Catholic bishop should mind what he says
Scotland’s most senior Roman Catholic, Cardinal Keith O’Brien, has accused the prime minister of acting immorally by favouring the rich ahead of ordinary citizens affected by the recession.The Cardinal also denounced David Cameron’s opposition to a “Robin Hood tax” on financial institutions.
I do not have a problem with the first sentence. But when a Catholic bishop is criticising the government for not supporting a financial services tax, he is venturing into an area in which he has no competence to comment.
The only formal statement on taxation within Catholic Social Teaching is in Rerum Novarum, published in 1891, which states merely that governments should not over-tax. Catholic teaching has a broader remit, of course, in its commitment to justice, which includes economic justice, but the question that then arises is how a financial service tax is congruent with principles of economic justice? We would expect a Catholic bishop to endorse LVT on that basis, ie that the surface of the planet is the gift of God to the entire human race, a point that has indeed been made in Catholic Social Teaching. A bishop might also be expected to refer to the scriptural and Catholic church teachings on usury, a practice which lies at the bottom of the present financial crisis. But on that, I have heard not a word in public from any Catholic church prelate.

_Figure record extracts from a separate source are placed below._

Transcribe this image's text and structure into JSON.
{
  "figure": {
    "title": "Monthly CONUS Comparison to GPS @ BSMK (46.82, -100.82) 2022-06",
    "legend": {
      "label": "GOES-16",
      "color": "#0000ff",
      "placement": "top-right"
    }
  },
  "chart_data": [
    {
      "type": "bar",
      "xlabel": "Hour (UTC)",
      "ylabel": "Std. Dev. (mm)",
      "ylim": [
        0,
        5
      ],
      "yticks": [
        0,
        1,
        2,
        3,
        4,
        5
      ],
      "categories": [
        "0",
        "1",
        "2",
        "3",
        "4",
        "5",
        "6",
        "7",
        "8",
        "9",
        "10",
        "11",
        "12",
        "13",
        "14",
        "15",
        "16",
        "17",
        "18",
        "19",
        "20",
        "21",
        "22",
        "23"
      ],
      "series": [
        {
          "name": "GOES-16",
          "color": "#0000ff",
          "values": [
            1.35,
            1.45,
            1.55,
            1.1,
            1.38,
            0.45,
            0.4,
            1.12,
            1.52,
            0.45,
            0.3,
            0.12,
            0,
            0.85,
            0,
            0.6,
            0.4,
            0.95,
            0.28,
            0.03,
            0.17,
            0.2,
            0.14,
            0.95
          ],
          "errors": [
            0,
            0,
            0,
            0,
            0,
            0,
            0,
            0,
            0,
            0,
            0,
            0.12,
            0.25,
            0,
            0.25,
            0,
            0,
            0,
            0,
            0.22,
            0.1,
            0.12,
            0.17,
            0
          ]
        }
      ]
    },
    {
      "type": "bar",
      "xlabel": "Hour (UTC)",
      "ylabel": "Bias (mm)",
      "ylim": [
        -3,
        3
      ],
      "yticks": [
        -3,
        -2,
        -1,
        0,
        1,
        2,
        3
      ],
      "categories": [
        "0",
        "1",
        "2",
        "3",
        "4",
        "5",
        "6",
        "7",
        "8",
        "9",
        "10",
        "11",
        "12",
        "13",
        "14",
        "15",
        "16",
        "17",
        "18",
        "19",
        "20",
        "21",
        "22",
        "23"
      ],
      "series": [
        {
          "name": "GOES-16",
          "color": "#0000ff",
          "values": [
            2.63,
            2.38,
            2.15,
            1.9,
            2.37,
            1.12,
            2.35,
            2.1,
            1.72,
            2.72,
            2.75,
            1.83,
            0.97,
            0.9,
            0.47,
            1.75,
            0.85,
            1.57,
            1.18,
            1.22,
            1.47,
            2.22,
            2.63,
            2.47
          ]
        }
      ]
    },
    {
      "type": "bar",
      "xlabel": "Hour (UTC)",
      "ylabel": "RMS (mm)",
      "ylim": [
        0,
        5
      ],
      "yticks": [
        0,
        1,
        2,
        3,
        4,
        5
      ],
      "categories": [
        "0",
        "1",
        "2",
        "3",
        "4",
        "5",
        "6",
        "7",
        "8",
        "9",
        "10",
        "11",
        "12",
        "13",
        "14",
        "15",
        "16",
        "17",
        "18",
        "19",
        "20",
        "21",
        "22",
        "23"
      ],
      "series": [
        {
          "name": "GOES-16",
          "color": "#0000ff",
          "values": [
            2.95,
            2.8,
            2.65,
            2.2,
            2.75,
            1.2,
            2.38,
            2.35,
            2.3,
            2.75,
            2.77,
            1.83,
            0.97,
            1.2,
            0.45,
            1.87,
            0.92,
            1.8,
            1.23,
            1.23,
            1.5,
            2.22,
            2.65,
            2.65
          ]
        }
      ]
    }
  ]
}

The sad thing about all this is that Catholic church teaching has much of relevance to the condition of the contemporary political economy. It seems as if those responsible are unaware of this. But then the same is evident in the majority of Catholic churches, where the standard of the liturgy is poor, and far removed from the intentions set out in the relevant documents. It is as though, having gone to great deal of trouble to produce this high quality material, it is quietly forgotten.